O Tribunal Superior do Estado de Kano anulou a condenação em Janeiro de 2021, alegando a ausência de um advogado no julgamento original, mas ordenou um novo julgamento ao abrigo da mesma lei sobre a blasfémia, que ainda prevê a pena de morte. Depois de um tribunal de recurso ter mantido a ordem de novo julgamento em 2022, Sharif-Aminu interpôs o seu recurso no Supremo Tribunal.
Ele permaneceu na prisão sem fiança o tempo todo.
O seu advogado argumenta que a lei da blasfémia viola a Constituição da Nigéria e as obrigações internacionais do país em matéria de liberdade de expressão e religião.
Kola Alapinni, uma advogada internacional nigeriana de direitos humanos que atua como principal consultora de Sharif-Aminu, disse que as leis sobre blasfêmia têm sido usadas há muito tempo para atingir minorias muçulmanas, cristãs e outras minorias religiosas na Nigéria. “Yahaya Sharif-Aminu esperou tempo suficiente por justiça”, disse Alapinni.
O Parlamento Europeu aprovou resoluções urgentes apelando à libertação imediata e incondicional de Sharif-Aminu em Abril de 2023 e novamente em Fevereiro de 2025, com a segunda resolução a instar a Nigéria a liderar os esforços globais para abolir as leis sobre a blasfémia.
Em Maio de 2024, três relatoras especiais da ONU, Alexandra Xanthaki, Nazila Ghanea e Irene Khan, emitiram uma declaração conjunta instando a Nigéria a abolir a pena de morte por blasfémia, citando o caso de Sharif-Aminu como um exemplo de utilização indevida de tais leis para atingir minorias religiosas.
Um Grupo de Trabalho das Nações Unidas sobre Detenção Arbitrária concluiu que a sua prisão violava o direito internacional dos direitos humanos, decidindo que os seus direitos à liberdade de religião, expressão e julgamento justo tinham sido violados e apelou à sua libertação.

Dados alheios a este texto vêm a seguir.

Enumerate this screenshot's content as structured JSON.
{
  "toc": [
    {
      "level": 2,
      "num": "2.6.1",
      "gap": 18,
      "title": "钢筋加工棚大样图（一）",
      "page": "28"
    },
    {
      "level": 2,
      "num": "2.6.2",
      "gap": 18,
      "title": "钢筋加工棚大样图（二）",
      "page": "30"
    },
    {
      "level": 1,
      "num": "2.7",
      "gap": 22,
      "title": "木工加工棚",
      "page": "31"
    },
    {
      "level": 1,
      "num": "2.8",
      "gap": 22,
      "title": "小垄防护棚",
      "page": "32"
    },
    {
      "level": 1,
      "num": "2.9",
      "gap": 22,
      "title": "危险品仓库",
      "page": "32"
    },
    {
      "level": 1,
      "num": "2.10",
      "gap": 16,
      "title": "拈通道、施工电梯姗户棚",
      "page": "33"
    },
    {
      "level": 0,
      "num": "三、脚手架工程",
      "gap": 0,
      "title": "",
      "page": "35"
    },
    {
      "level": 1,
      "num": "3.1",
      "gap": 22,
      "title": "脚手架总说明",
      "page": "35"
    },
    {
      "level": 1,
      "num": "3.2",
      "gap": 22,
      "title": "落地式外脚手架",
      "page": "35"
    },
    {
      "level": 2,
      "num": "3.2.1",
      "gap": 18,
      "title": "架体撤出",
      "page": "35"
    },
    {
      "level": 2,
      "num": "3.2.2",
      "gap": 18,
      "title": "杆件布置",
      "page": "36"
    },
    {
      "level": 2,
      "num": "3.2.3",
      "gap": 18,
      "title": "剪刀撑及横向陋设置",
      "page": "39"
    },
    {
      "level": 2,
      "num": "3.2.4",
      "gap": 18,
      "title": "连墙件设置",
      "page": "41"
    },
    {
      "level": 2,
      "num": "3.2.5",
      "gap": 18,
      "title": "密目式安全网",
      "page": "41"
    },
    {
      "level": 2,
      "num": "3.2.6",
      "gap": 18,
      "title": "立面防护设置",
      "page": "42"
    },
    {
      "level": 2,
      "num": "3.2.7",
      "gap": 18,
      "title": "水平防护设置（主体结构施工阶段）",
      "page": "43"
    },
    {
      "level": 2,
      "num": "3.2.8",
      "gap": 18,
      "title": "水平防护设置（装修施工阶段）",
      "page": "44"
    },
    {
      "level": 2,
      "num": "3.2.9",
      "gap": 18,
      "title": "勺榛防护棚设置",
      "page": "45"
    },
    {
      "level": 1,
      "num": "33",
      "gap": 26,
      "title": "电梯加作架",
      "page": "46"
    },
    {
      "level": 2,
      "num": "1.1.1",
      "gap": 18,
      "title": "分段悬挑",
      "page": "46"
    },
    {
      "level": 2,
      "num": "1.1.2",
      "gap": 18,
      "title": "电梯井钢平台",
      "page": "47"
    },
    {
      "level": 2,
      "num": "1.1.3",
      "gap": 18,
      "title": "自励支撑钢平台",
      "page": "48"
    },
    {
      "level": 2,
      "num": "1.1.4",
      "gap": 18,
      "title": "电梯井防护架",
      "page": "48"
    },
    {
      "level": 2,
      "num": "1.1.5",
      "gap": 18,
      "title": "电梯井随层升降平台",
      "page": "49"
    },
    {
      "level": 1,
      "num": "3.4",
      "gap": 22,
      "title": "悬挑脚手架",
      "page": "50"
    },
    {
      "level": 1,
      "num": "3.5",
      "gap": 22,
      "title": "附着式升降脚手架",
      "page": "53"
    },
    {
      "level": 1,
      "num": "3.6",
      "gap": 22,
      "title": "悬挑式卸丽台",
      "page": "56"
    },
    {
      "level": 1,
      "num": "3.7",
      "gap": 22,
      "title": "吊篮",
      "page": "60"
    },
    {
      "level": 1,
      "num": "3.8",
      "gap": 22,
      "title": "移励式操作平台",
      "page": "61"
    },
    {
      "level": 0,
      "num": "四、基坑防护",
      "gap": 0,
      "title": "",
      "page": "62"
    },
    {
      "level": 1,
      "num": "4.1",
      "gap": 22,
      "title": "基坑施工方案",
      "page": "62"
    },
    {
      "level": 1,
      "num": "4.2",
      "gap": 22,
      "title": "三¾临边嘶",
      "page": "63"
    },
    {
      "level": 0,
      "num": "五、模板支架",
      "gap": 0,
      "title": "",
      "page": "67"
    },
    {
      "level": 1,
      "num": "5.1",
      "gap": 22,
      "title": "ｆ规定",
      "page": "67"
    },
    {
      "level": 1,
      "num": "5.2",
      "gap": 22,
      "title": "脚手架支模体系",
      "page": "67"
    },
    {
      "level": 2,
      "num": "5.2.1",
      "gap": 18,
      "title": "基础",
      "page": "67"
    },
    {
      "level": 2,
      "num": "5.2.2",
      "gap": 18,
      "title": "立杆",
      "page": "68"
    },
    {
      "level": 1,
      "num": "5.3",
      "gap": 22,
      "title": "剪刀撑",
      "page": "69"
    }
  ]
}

Em Abril de 2025, um tribunal regional da África Ocidental, o Tribunal do Tratado da Comunidade Económica dos Estados da África Ocidental, baseou-se no caso de Sharif-Aminu para considerar que as leis sobre blasfémia da Nigéria deveriam ser revogadas.
Após uma visita à Nigéria em Junho de 2026, o Relator Especial da ONU para a liberdade de religião ou crença, Gana, citou a lei da blasfémia do Estado de Kano como um desvio dos direitos fundamentais garantidos na Constituição nigeriana.
A Nigéria é um dos únicos sete países do mundo com uma lei de pena de morte contra a blasfêmia.
Uma decisão a favor de Sharif-Aminu no Supremo Tribunal teria o potencial de anular os estatutos de blasfémia baseados na Sharia no norte da Nigéria, oferecendo maior protecção legal aos convertidos cristãos, minorias muçulmanas e outras minorias religiosas que enfrentam acusações que frequentemente desencadeiam violência popular, disse a ADF International.